What it Means to Be Hispanic American.
By Marisa Rivera.
This year’s theme for Hispanic Heritage Month is, “Hispanics: One Endless Voice to Enhance our Traditions.” When I reflect on the Hispanic American traditions, history and culture, a great sense of pride comes over me. I was born and raised in San Juan, Puerto Rico, a United States Commonwealth. My mother was from Madrid, Spain and my father was from Vieques, Puerto Rico. I grew up reciting both, the American Pledge of Allegiance and “La Borrinqueña” (national anthem of P.R.) every morning before we started classes. I was never asked to choose between my American, Spanish, Puerto Rican or African roots. Those roots made me who I am today. I am an American of Hispanic descent. I always have felt that being multi-cultural, multi-ethnic, multi-lingual has been an incredible asset.

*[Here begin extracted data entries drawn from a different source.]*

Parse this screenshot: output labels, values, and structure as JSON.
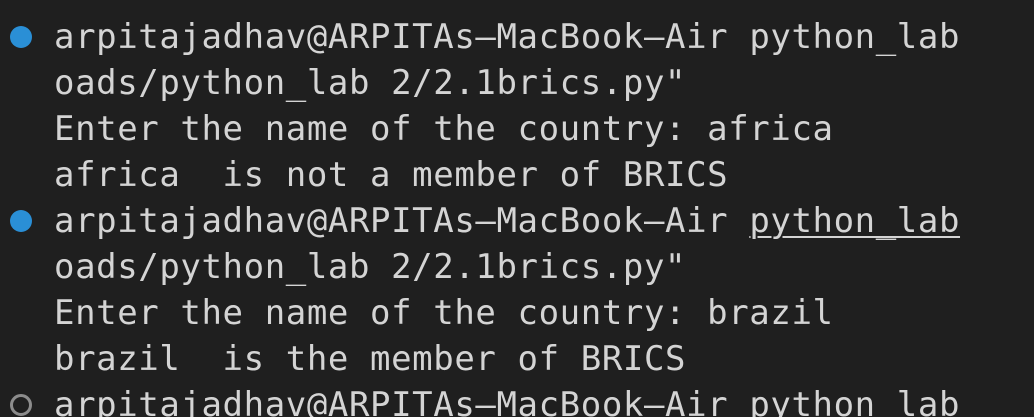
{
  "terminal": {
    "entries": [
      {
        "status": "success",
        "prompt_user": "arpitajadhav@ARPITAs—MacBook—Air ",
        "prompt_dir": "python_lab",
        "command_cont": "oads/python_lab 2/2.1brics.py\"",
        "input_prompt": "Enter the name of the country: africa",
        "output": "africa  is not a member of BRICS"
      },
      {
        "status": "success",
        "prompt_user": "arpitajadhav@ARPITAs—MacBook—Air ",
        "prompt_dir": "python_lab",
        "command_cont": "oads/python_lab 2/2.1brics.py\"",
        "input_prompt": "Enter the name of the country: brazil",
        "output": "brazil  is the member of BRICS"
      },
      {
        "status": "pending",
        "prompt_user": "arpitajadhav@ARPITAs—MacBook—Air ",
        "prompt_dir": "python_lab"
      }
    ]
  },
  "colors": {
    "background": "#1f1f1f",
    "text": "#d4d4d4",
    "success_marker": "#2a8fd6",
    "pending_marker": "#8c8c8c"
  }
}
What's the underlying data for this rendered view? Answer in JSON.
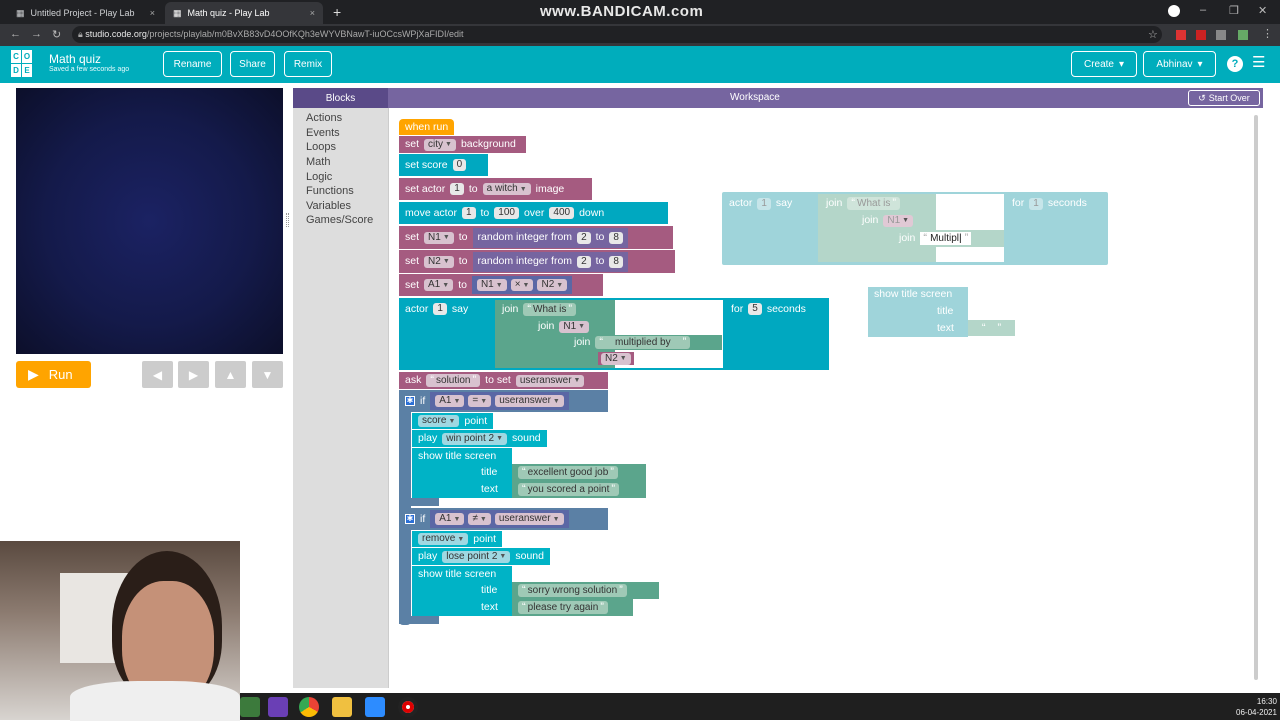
{
  "browser": {
    "tabs": [
      {
        "label": "Untitled Project - Play Lab",
        "close": "×"
      },
      {
        "label": "Math quiz - Play Lab",
        "close": "×"
      }
    ],
    "new_tab": "+",
    "watermark": "www.BANDICAM.com",
    "url_host": "studio.code.org",
    "url_path": "/projects/playlab/m0BvXB83vD4OOfKQh3eWYVBNawT-iuOCcsWPjXaFIDI/edit"
  },
  "header": {
    "logo_letters": [
      "C",
      "O",
      "D",
      "E"
    ],
    "project_title": "Math quiz",
    "saved_status": "Saved a few seconds ago",
    "rename_label": "Rename",
    "share_label": "Share",
    "remix_label": "Remix",
    "create_label": "Create",
    "user_label": "Abhinav",
    "help_label": "?"
  },
  "stage": {
    "run_label": "Run"
  },
  "workspace_header": {
    "blocks_label": "Blocks",
    "workspace_label": "Workspace",
    "start_over_label": "Start Over"
  },
  "toolbox": {
    "categories": [
      "Actions",
      "Events",
      "Loops",
      "Math",
      "Logic",
      "Functions",
      "Variables",
      "Games/Score"
    ]
  },
  "program": {
    "when_run": "when run",
    "set_bg": {
      "kw1": "set",
      "value": "city",
      "kw2": "background"
    },
    "set_score": {
      "kw": "set score",
      "value": "0"
    },
    "set_actor": {
      "kw1": "set actor",
      "num": "1",
      "kw2": "to",
      "value": "a witch",
      "kw3": "image"
    },
    "move_actor": {
      "kw1": "move actor",
      "num": "1",
      "kw2": "to",
      "dist": "100",
      "kw3": "over",
      "time": "400",
      "dir": "down"
    },
    "set_n1": {
      "kw1": "set",
      "var": "N1",
      "kw2": "to",
      "fn": "random integer from",
      "from": "2",
      "kw3": "to",
      "to": "8"
    },
    "set_n2": {
      "kw1": "set",
      "var": "N2",
      "kw2": "to",
      "fn": "random integer from",
      "from": "2",
      "kw3": "to",
      "to": "8"
    },
    "set_a1": {
      "kw1": "set",
      "var": "A1",
      "kw2": "to",
      "left": "N1",
      "op": "×",
      "right": "N2"
    },
    "say": {
      "kw1": "actor",
      "num": "1",
      "kw2": "say",
      "join": "join",
      "text1": "What is",
      "var1": "N1",
      "text2": "multiplied by",
      "var2": "N2",
      "kw3": "for",
      "secs": "5",
      "kw4": "seconds"
    },
    "ask": {
      "kw1": "ask",
      "text": "solution",
      "kw2": "to set",
      "var": "useranswer"
    },
    "if1": {
      "kw": "if",
      "left": "A1",
      "op": "=",
      "right": "useranswer",
      "score_action": "score",
      "score_kw": "point",
      "play_kw": "play",
      "sound": "win point 2",
      "sound_kw": "sound",
      "title_screen": "show title screen",
      "title_kw": "title",
      "title": "excellent good job",
      "text_kw": "text",
      "text": "you scored a point"
    },
    "if2": {
      "kw": "if",
      "left": "A1",
      "op": "≠",
      "right": "useranswer",
      "score_action": "remove",
      "score_kw": "point",
      "play_kw": "play",
      "sound": "lose point 2",
      "sound_kw": "sound",
      "title_screen": "show title screen",
      "title_kw": "title",
      "title": "sorry wrong solution",
      "text_kw": "text",
      "text": "please try again"
    }
  },
  "floating": {
    "say_copy": {
      "kw1": "actor",
      "num": "1",
      "kw2": "say",
      "join": "join",
      "text1": "What is",
      "var1": "N1",
      "text2": "Multipl",
      "kw3": "for",
      "secs": "1",
      "kw4": "seconds"
    },
    "title_screen": {
      "label": "show title screen",
      "title_kw": "title",
      "text_kw": "text"
    }
  },
  "taskbar": {
    "time": "16:30",
    "date": "06-04-2021"
  }
}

I look forward to Hispanic Heritage month every year, because it gives us the opportunity to showcase the beauty, the richness, the traditions, the legacy and the accomplishments of our Hispanic brothers and sisters. It is that time of year that we pause to celebrate and honor and highlight the major contributions of Hispanic Americans in this country. It is a time to celebrate our U.S. Hispanic armed forces soldiers and veterans who have so bravely fought for freedom and democracy since the 1800s. A time to celebrate our Hispanic American sports celebrities, entertainers, scientists, doctors, researchers, artists, construction workers, field workers, health care providers, teachers, and all who have been part of forming the backbone of this great nation.

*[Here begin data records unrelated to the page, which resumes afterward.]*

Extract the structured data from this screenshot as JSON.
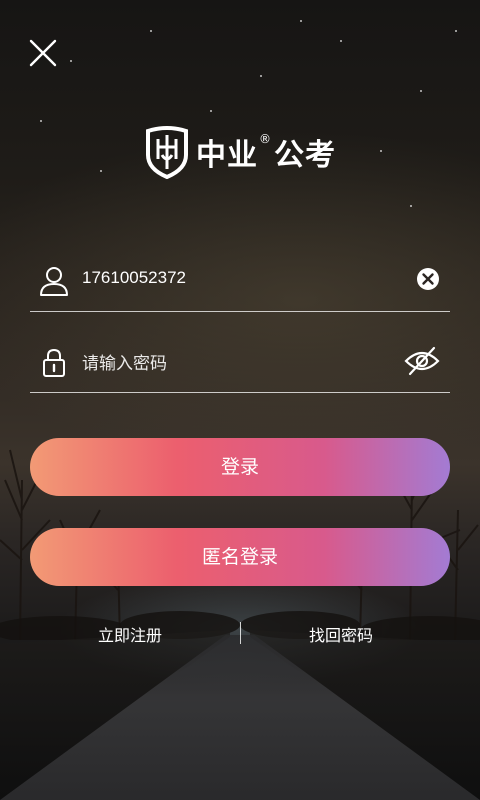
{
  "brand": {
    "name": "中业",
    "registered_mark": "®",
    "suffix": "公考"
  },
  "login_form": {
    "phone_value": "17610052372",
    "password_placeholder": "请输入密码"
  },
  "buttons": {
    "login": "登录",
    "anonymous_login": "匿名登录"
  },
  "links": {
    "register": "立即注册",
    "forgot_password": "找回密码"
  },
  "icons": {
    "close": "close-icon",
    "user": "user-icon",
    "clear": "clear-input-icon",
    "lock": "lock-icon",
    "visibility": "eye-off-icon",
    "logo": "shield-logo-icon"
  },
  "colors": {
    "button_gradient_start": "#f29a75",
    "button_gradient_mid": "#ec5f6e",
    "button_gradient_end": "#a37bd3"
  }
}
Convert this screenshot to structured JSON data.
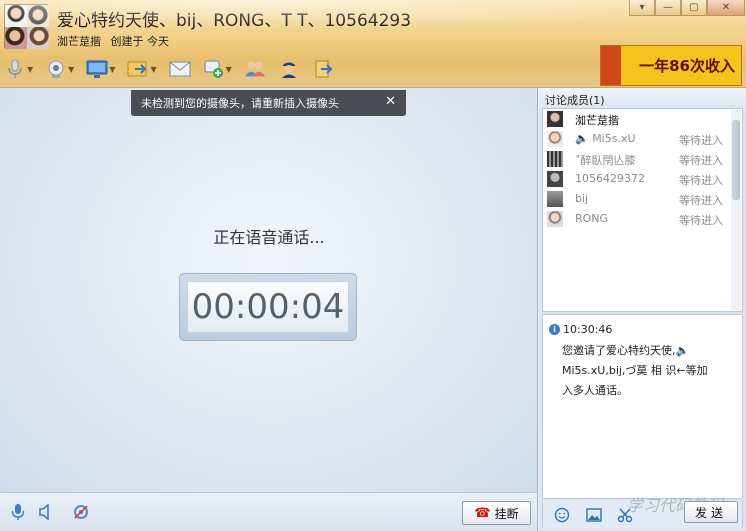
{
  "header": {
    "title": "爱心特约天使、bij、RONG、T T、10564293",
    "creator": "洳芒莡揩",
    "created": "创建于 今天",
    "ad_text": "一年86次收入"
  },
  "toolbar": {
    "items": [
      "microphone-icon",
      "camera-icon",
      "screen-share-icon",
      "file-transfer-icon",
      "email-icon",
      "add-app-icon",
      "invite-icon",
      "admin-icon",
      "exit-icon"
    ]
  },
  "main": {
    "notice": "未检测到您的摄像头，请重新插入摄像头",
    "notice_close": "✕",
    "status": "正在语音通话...",
    "timer": "00:00:04",
    "hangup": "挂断"
  },
  "members": {
    "header": "讨论成员(1)",
    "list": [
      {
        "name": "洳芒莡揩",
        "status": ""
      },
      {
        "name": "🔈 Mi5s.xU",
        "status": "等待进入"
      },
      {
        "name": "˚醉臥閇亾膝",
        "status": "等待进入"
      },
      {
        "name": "1056429372",
        "status": "等待进入"
      },
      {
        "name": "bij",
        "status": "等待进入"
      },
      {
        "name": "RONG",
        "status": "等待进入"
      }
    ]
  },
  "message": {
    "time": "10:30:46",
    "lines": [
      "您邀请了爱心特约天使,🔈",
      "Mi5s.xU,bij,づ莫 相 识←等加",
      "入多人通话。"
    ]
  },
  "send_label": "发送",
  "watermark": "学习代码教程"
}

Hispanic Americans and their descendants have had a profound and lasting influence on American history, values, and culture. They have enhanced and shaped our national character with century-old traditions that reflect a history that ties us all together. We are a diverse group. Many tracing their roots to the cultures of the indigenous peoples of the Americas, including the Arawak’s, the Aztecs, the Incas, the Mayans, and the Tainos. Many others trace their roots to the Spanish Conquistadores, or Africans who were brought as slaves to the New World.

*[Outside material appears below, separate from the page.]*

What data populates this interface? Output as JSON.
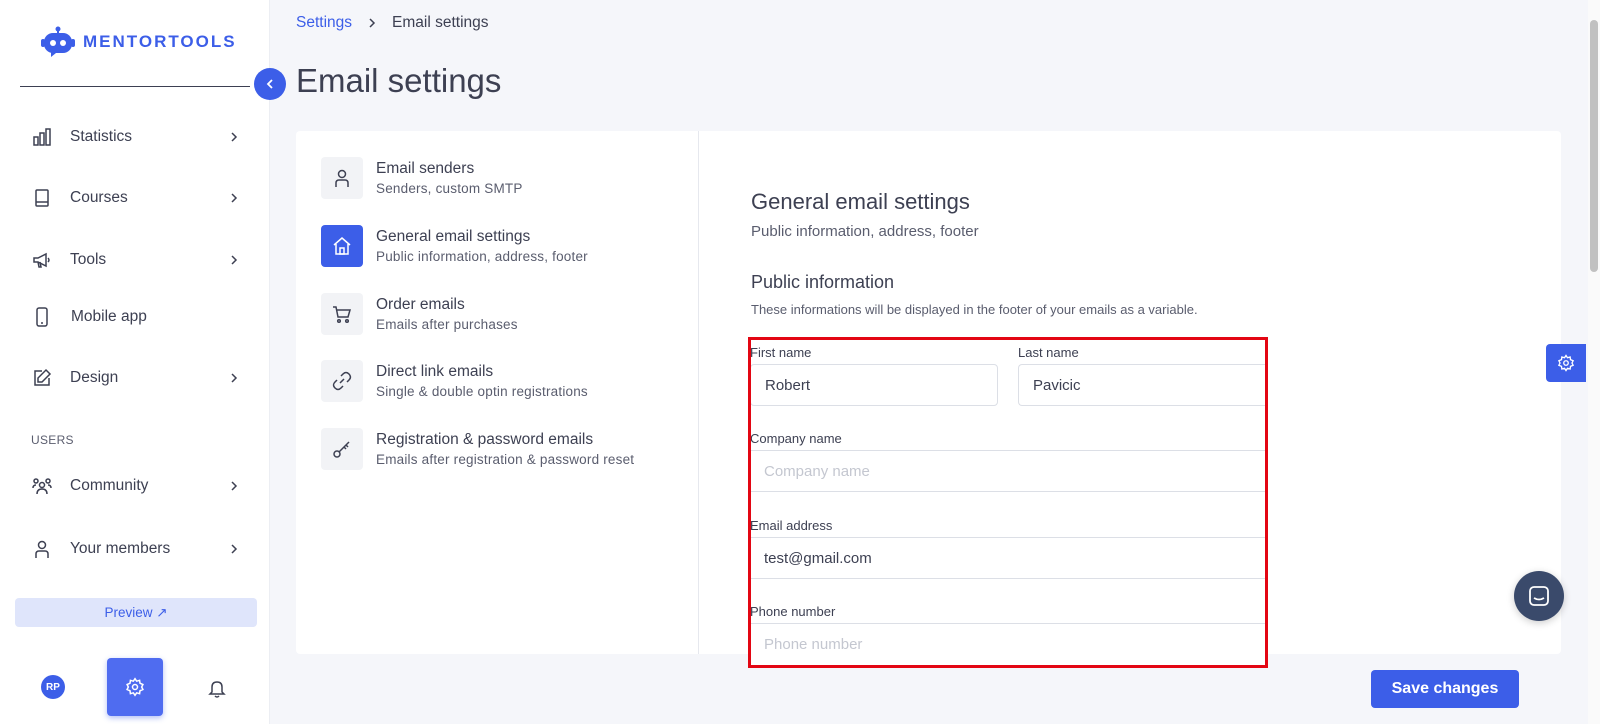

The truth of the matter is that Hispanics on this continent and in this country, pre-dates the founding of our nation in 1776 by nearly 300 years.
The Spanish colony of St. Augustine was established in 1563, El Paso was founded in 1598, and Santa Fe was established in 1609. The first permanent English colony, Jamestown, was not founded until 1607. Hispanics have been in this country for over 500 years, long before there were any Englishmen. Just think about the many Spanish names of our states and cities, like; California, La Florida, San Antonio, Santa Fe, Los Angeles, San Francisco, Las Cruces-Las Vegas! ALL are Spanish names!
Today, there are over 57 million Hispanics/Latinos living in the U.S., making up 18 percent of the population, with over one trillion dollars in purchasing power. Hispanic Americans are the largest minority group and the fastest growing small business segment in America today.
Hispanics have always played a major role in the growth, development and success of this country. The political, economic, social and cultural implications of this population strength are mind-boggling. For starters, in addition to growing at a rate four times faster than the general population, Latinos are creating new businesses at a rate three times greater than the general population. Latinos are also registering to vote at a rate five times greater than the general population.
It is our time to continue building a strong America with our cross-cultural assets, multi-lingual and multi-ethnic backgrounds as we grow in the world markets. We must play an active role in the nation’s future, economically, politically and socially, as we grow in numbers and influence.
At the end of the day – We are ALL Americanos. We are Americans of Hispanic descent! Let’s celebrate that!